Linux

These jobs are primarily focused on the linux operating system or on updates to system components of the platform that are not directly related to the other folders in this project.

Descriptions of the jobs and how they work are given below.

Decommission node from Consul

This job deletes nodes from Consul, the service discovery and integration mesh that is part of the Compunaut platform.

It works by targeting any node with the ‘consul_server’ tag. Using a list of hostnames given in the options, it logs into the node using the ‘rundeck-svc’ user and then executes the following BASH script:

#!/bin/bash

node_list="@option.node_to_remove@"

for node in ${node_list}; do
  echo "Deleting node ${node}..."
  sudo consul force-leave ${node}
done

The job will timeout after 5 minutes if it has not completed its execution.

This job is used as part of the Decommission Printers job in the Netboot folder, but that does notmean that it cannot be used for other nodes that are being decommissioned as well.

Decommission node from Influxdb

This job deletes all entries involving a particular node from Influxdb, which is the metric storage database that is used by Grafana for time series monitoring.

It works by targeting any node with the ‘influxdb_server’ tag. Using a list of hostnames given in the options, it logs into the node using the ‘rundeck-svc’ user and then executes the following BASH script:

#!/bin/bash

node_list="@option.node_to_remove@"

for node in ${node_list}; do
  echo "Deleting node ${node}..."
  sudo influx --database=compunaut_telegraf -execute "drop series where host='${node}'"
done

It then restarts the influxdb service on that node.

The job will timeout after 5 minutes if it has not completed its execution.

This job is used as part of the Decommission Printers job in the Netboot folder, but that does not mean that it cannot be used for other nodes that are being decommissioned as well.

Update DNS, Proxy, and Dashboard

This job is used to update the backend Haproxy and Dnsmasq services, as well as the Mission Control panel site files. Typically, this is done whenever new printers are being added to the platform so that they will be accessible via hostname DNS resolution and via the mission control dashboard.

This is done by targeting the salt master node - via the ‘salt_master’ tag - as the ‘rundeck-svc’ user and then running these three salt commands in sequence.:

sudo salt -I 'compunaut_haproxy:enabled:True' state.apply compunaut_haproxy --state_output=mixed && sleep 10
sudo salt -I 'compunaut_dns:server:enabled:True' state.apply compunaut_dns --state_output=mixed && sleep 10
sudo salt -I 'compunaut_mission_control:enabled:True' state.apply compunaut_mission_control.site --state_output=mixed && sleep 10

The job will timeout after 5 minutes if it has not completed its execution.
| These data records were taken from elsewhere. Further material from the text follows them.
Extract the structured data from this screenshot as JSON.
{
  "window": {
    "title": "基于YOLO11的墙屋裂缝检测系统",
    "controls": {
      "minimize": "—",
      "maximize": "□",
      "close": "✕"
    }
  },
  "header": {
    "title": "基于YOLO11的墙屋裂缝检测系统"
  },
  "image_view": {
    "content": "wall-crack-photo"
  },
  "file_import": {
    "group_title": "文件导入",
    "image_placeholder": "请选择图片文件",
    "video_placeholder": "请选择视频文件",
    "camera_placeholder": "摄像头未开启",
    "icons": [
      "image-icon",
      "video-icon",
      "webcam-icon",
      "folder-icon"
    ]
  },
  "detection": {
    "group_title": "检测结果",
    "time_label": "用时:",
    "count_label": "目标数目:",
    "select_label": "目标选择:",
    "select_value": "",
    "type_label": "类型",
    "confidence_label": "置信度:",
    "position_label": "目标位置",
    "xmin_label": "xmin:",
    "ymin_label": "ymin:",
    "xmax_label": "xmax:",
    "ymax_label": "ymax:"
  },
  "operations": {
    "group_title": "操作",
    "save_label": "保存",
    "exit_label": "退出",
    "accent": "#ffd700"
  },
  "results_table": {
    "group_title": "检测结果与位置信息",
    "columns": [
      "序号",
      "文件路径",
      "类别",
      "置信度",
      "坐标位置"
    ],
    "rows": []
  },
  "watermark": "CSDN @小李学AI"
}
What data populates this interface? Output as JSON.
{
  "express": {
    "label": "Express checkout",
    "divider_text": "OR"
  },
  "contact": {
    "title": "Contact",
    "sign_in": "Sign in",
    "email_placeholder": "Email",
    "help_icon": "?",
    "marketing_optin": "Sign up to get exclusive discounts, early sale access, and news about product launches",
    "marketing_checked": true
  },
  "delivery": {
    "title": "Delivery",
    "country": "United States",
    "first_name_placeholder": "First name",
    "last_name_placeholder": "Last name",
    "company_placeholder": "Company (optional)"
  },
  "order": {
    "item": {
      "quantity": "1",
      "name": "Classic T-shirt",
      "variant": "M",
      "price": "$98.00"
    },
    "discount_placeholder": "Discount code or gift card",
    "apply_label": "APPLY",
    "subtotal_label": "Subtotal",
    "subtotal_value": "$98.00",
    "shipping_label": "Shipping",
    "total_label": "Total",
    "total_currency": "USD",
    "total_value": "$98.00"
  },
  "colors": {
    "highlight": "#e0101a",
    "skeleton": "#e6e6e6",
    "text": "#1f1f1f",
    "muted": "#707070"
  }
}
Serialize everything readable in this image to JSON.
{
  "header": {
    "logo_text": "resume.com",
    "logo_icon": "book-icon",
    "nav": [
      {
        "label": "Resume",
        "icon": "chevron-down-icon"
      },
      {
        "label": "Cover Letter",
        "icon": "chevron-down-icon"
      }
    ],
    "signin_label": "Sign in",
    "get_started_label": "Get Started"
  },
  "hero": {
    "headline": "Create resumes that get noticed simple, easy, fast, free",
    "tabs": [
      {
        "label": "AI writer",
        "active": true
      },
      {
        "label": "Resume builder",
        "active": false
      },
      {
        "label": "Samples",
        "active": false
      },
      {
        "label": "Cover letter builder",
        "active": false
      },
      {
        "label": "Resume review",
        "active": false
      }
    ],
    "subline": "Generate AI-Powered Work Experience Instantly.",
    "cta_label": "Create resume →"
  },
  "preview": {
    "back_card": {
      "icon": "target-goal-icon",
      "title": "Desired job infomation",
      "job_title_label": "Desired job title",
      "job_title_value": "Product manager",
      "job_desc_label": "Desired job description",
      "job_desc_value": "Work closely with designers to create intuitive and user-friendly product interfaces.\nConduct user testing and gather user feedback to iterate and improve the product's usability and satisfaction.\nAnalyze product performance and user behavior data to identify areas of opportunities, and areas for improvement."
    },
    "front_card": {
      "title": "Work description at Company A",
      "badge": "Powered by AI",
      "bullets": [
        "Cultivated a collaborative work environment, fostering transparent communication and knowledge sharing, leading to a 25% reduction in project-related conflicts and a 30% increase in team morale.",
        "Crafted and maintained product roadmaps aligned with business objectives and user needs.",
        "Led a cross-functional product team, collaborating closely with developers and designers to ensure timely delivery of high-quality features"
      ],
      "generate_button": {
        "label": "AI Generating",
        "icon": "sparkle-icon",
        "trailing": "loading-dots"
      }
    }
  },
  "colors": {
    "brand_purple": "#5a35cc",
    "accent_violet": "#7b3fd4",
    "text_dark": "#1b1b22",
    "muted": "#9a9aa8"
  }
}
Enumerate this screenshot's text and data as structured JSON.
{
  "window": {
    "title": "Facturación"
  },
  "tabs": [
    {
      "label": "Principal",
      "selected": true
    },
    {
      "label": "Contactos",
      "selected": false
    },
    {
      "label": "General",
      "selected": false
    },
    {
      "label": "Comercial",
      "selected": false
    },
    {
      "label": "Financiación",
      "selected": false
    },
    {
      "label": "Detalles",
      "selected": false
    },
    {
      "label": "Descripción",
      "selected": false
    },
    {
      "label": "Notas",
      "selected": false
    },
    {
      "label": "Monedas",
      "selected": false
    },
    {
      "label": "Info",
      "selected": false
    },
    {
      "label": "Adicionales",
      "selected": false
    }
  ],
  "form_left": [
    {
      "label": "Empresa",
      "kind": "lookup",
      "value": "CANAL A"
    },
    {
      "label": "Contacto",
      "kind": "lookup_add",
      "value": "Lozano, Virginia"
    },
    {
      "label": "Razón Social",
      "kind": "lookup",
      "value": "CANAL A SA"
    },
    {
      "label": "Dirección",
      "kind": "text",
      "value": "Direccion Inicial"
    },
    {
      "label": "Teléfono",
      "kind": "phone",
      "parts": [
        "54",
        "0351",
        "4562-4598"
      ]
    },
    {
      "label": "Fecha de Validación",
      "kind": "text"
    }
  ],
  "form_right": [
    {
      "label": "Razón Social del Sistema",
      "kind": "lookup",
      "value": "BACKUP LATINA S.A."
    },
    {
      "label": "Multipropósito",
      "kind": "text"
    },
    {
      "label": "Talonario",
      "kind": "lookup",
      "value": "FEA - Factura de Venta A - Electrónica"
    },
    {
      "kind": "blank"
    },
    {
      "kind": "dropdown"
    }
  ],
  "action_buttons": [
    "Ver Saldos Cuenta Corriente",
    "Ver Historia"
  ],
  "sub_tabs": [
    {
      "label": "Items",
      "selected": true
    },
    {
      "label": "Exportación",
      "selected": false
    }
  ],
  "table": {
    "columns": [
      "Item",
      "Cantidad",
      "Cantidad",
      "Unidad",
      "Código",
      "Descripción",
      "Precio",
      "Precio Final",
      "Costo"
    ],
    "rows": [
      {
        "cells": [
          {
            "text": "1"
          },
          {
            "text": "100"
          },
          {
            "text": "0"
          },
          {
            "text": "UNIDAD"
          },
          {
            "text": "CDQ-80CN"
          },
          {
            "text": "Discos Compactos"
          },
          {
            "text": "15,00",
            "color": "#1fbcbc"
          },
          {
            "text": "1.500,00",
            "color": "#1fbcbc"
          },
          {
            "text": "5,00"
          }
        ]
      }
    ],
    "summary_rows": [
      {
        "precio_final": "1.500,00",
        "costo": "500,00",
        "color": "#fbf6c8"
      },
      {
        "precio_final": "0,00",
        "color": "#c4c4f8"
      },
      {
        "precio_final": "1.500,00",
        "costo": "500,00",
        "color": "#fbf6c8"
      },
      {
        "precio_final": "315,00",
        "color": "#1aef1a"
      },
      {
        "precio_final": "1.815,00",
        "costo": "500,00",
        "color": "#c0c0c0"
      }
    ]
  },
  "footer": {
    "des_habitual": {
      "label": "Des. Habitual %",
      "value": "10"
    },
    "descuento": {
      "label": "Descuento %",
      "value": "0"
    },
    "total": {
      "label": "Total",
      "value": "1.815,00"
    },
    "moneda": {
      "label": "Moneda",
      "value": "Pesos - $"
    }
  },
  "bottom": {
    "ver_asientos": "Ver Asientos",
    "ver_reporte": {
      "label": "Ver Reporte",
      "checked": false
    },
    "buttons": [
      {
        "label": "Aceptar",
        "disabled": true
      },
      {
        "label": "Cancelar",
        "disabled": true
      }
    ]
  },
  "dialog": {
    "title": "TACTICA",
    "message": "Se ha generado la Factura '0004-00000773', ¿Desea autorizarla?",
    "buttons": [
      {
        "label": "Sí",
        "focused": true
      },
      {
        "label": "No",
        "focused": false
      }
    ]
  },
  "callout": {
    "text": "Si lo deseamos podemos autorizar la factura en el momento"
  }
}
This job is used as part of the Commission Printers and Decommission Printers job in the Netboot folder, but it can be run at any time for other purposes.

Update Software

This job will update all software that is installed via the Apt package manager. Any node that is registered in saltstack can be arbitrarily targeted by the admin.

The job works by logging into the targeted nodes via the ‘rundeck-svc’ user, which then executes this command.:

sudo apt-get update && sudo apt-get -o Dpkg::Options::='--force-confold' --force-yes -fuy dist-upgrade && sudo apt autoremove -y

The job will timeout after 100 minutes if it has not completed its execution.

Generally, this job would be used to ensure that all of the latest software is installed on the platform nodes. Some software in compunaut is not installed via apt, however (ie Consul, Consul-Alerts, Guacamole, etc). Also keep in mind that this job may upgrade rundeck if executed against the rundeck nodes, which will cause an interruption in the UI availability.

Update System Clock

This job forces the Chronyd time keeping service to step the system clock. In general, Chronyd does its best to avoid stepping (suddenly changing the time to a completely different time) in favor of slewing (slowing or speeding up the passing seconds until the system clock matches the remote time source).

Sometimes, when a system boots up, this can cause the system clock to be wildly out of sync with the desired time, and that can cause other issues. For example, telegraf will not correctly monitor and send metrics to influxdb when the system clock is out of sync with the other nodes in the cluster.

This job works by logging into the nodes targeted by the admin as the ‘rundeck-svc’ user, and then executing this command.:

sudo chronyc -a 'burst 1/4' && sudo timeout 60 chronyc -a makestep

It will then display the date to ensure that the new time is correct.